# Vietnamese: Northern Hồ horse, Southern Việt bird



## branche

Hello Everyone! 
Is anyone here familiar with Vietnamese quan ho songs?

I'd like to know what the line means in one of the quan ho songs which I found in a movie.

"Northern Hồ horse / With southern Việt bird"

I'm guessing "Hồ" represents Hồ Chí Minh but don't really know the connection with "horse."
Was he known for keeping a horse or is there any legend about him with horses?
And what about the Việt bird? Does that simply mean "the bird of Vietnam" or does Việt mean something special in Vietnamese?
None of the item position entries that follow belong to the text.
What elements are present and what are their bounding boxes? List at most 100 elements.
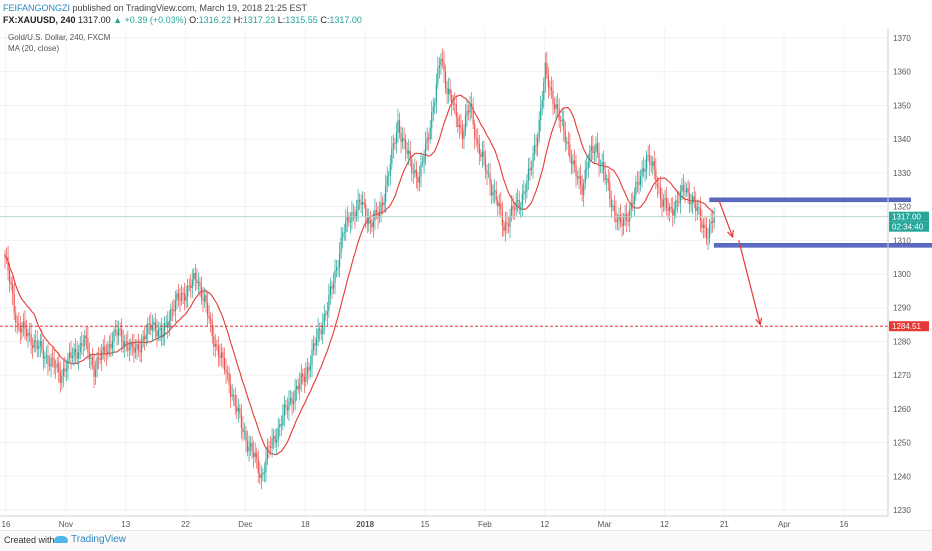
candle-body — [382, 202, 384, 205]
candle — [260, 465, 262, 490]
candle-body — [226, 372, 229, 374]
candle — [99, 347, 101, 365]
candle — [567, 131, 569, 156]
candle-body — [25, 328, 28, 337]
candle-body — [576, 176, 579, 179]
candle — [563, 108, 565, 142]
candle — [378, 201, 381, 224]
candle-body — [429, 128, 431, 140]
candle-body — [398, 120, 401, 134]
candle — [365, 198, 367, 229]
candle-body — [690, 203, 692, 205]
candle-body — [357, 199, 359, 211]
candle — [371, 218, 373, 233]
candle — [647, 145, 649, 162]
candle — [42, 339, 44, 370]
candle-body — [541, 100, 543, 108]
candle — [432, 97, 434, 122]
candle-body — [203, 295, 206, 301]
candle — [618, 207, 620, 232]
candle-body — [599, 164, 602, 166]
tradingview-logo[interactable]: TradingView — [54, 534, 126, 545]
candle — [294, 378, 296, 411]
candle-body — [464, 115, 467, 131]
time-axis[interactable]: 16 Nov 13 22 Dec 18 2018 15 Feb 12 Mar 12 21 Apr 16 — [2, 520, 849, 528]
change-value: +0.39 (+0.03%) — [124, 15, 187, 25]
candle — [44, 351, 46, 368]
candle — [323, 304, 325, 335]
candle — [345, 209, 347, 242]
price-tick-label: 1320 — [893, 203, 911, 212]
candle — [601, 153, 603, 174]
candle — [635, 175, 637, 201]
candle — [661, 188, 663, 218]
price-chart[interactable]: 1230124012501260127012801290130013101320… — [0, 28, 932, 528]
chart-title[interactable]: Gold/U.S. Dollar, 240, FXCM — [8, 33, 111, 42]
candle — [547, 67, 549, 99]
candle — [400, 126, 402, 154]
candle-body — [299, 383, 301, 390]
price-tick-label: 1270 — [893, 371, 911, 380]
candle-body — [28, 332, 31, 335]
candle-body — [463, 130, 465, 139]
candle — [619, 203, 622, 228]
symbol-label[interactable]: FX:XAUUSD, 240 — [3, 15, 76, 25]
time-tick-label: 2018 — [356, 520, 374, 528]
candle-body — [412, 172, 414, 174]
candle-body — [51, 357, 54, 359]
author-name[interactable]: FEIFANGONGZI — [3, 3, 71, 13]
candle — [474, 119, 476, 150]
candle — [357, 188, 359, 222]
candle-body — [50, 357, 52, 367]
candle — [503, 220, 505, 237]
candle-body — [41, 341, 43, 350]
candle-body — [153, 322, 155, 325]
candle — [412, 163, 414, 184]
high-value: 1317.23 — [242, 15, 276, 25]
candle — [286, 397, 289, 419]
candle — [153, 317, 155, 333]
price-label-box — [889, 211, 929, 222]
candle-body — [308, 366, 310, 371]
candle — [240, 404, 242, 439]
candle — [329, 277, 332, 305]
candle — [426, 127, 428, 151]
candle — [363, 192, 365, 209]
candle — [346, 206, 348, 232]
candle-body — [35, 340, 37, 342]
candle — [524, 183, 526, 204]
candle — [308, 361, 310, 380]
candle — [273, 429, 275, 450]
price-tick-label: 1310 — [893, 236, 911, 245]
candle-body — [544, 62, 546, 82]
candle — [523, 180, 525, 200]
candle-body — [99, 358, 101, 360]
candle-body — [81, 343, 83, 346]
candle — [561, 110, 563, 127]
candle — [15, 306, 17, 333]
candle-body — [32, 345, 34, 348]
candle — [471, 92, 473, 119]
candle — [575, 155, 577, 188]
candle — [652, 156, 654, 176]
candle — [148, 315, 150, 335]
candle — [606, 174, 608, 192]
plot-area[interactable] — [0, 28, 888, 516]
candle-body — [191, 279, 193, 289]
candle — [653, 150, 655, 180]
candle — [276, 428, 278, 454]
candle-body — [593, 151, 596, 153]
price-axis[interactable]: 1230 1240 1250 1260 1270 1280 1290 1300 1310 1320… — [893, 34, 911, 515]
candle-body — [461, 127, 464, 139]
candle-body — [467, 110, 470, 113]
candle-body — [30, 334, 32, 346]
candle-body — [214, 344, 216, 347]
annotations[interactable] — [0, 197, 932, 327]
candle-body — [363, 202, 365, 205]
indicator-label[interactable]: MA (20, close) — [8, 44, 59, 53]
candle-body — [289, 397, 292, 402]
candle — [183, 282, 186, 311]
candle-body — [687, 188, 689, 194]
candle-body — [253, 451, 255, 458]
Here's the whole lyric introduced in the film:


"One's from the North / One's from the South
Folks, take a rest / We are about to leave
Now one heads north, the other heads south
Northern Hồ horse / With southern Việt bird..."


----------



## Ghabi

They seem to be the famous imagery (胡馬 and 越鳥 respectively) of an ancient Chinese poem (行行重行行). Arthur Waley's translation of the poem goes (with the relevant lines highlighted):

On and on, always on and on
Away from you, parted by a life-parting.
Going from one another ten thousand "li,"
Each in a different corner of the World.
The way between is difficult and long,
Face to face how shall we meet again?
The Tartar horse prefers the North wind,
The bird from Yüeh nests on the Southern branch.
Since we parted the time is already long,
Daily my clothes hang looser round my waist.
Floating clouds obscure the white sun,
The wandering one has quite forgotten home.
Thinking of you has made me suddenly old,
The months and years swiftly draw to their close.
I'll put you out of my mind and forget for ever
And try with all my might to eat and thrive.


----------



## branche

Wow!! I was totally misunderstanding the Hồ horse part!
Now I could look up the 胡馬 and 越鳥 in my own language and found the Chinese poem you are talking about.
So the song in the film I guess was written based on the poem.
Thanks a lot!!


----------



## fdb

Just to add (perhaps superfluously) that hồ mã and việt điểu are the Sino-Viet readings for 胡馬 and 越鳥 respectively.


----------



## branche

Yes, I was guessing that too, thanks!


----------



## haibinhle

branche said:


> Hello Everyone!
> Is anyone here familiar with Vietnamese quan ho songs?
> 
> I'd like to know what the line means in one of the quan ho songs which I found in a movie.
> 
> "Northern Hồ horse / With southern Việt bird"
> 
> I'm guessing "Hồ" represents Hồ Chí Minh but don't really know the connection with "horse."
> Was he known for keeping a horse or is there any legend about him with horses?
> And what about the Việt bird? Does that simply mean "the bird of Vietnam" or does Việt mean something special in Vietnamese?
> 
> Here's the whole lyric introduced in the film:
> 
> 
> "One's from the North / One's from the South
> Folks, take a rest / We are about to leave
> Now one heads north, the other heads south
> Northern Hồ horse / With southern Việt bird..."



It takes me quite some times to find out which Quan Ho song you are talking about.

Finally I found it. Its name is "One in the north and the other in the south" or "kẻ bắc người nam" in Vietnamese.

The "Hồ horse" or "Việt bird" is kind of classical reference from ancient china. Anh it's actually mentioned by @Ghabi 

Generally speaking, it wants to talk about the nostalgy that one has when he/she lives far away from the home town!


----------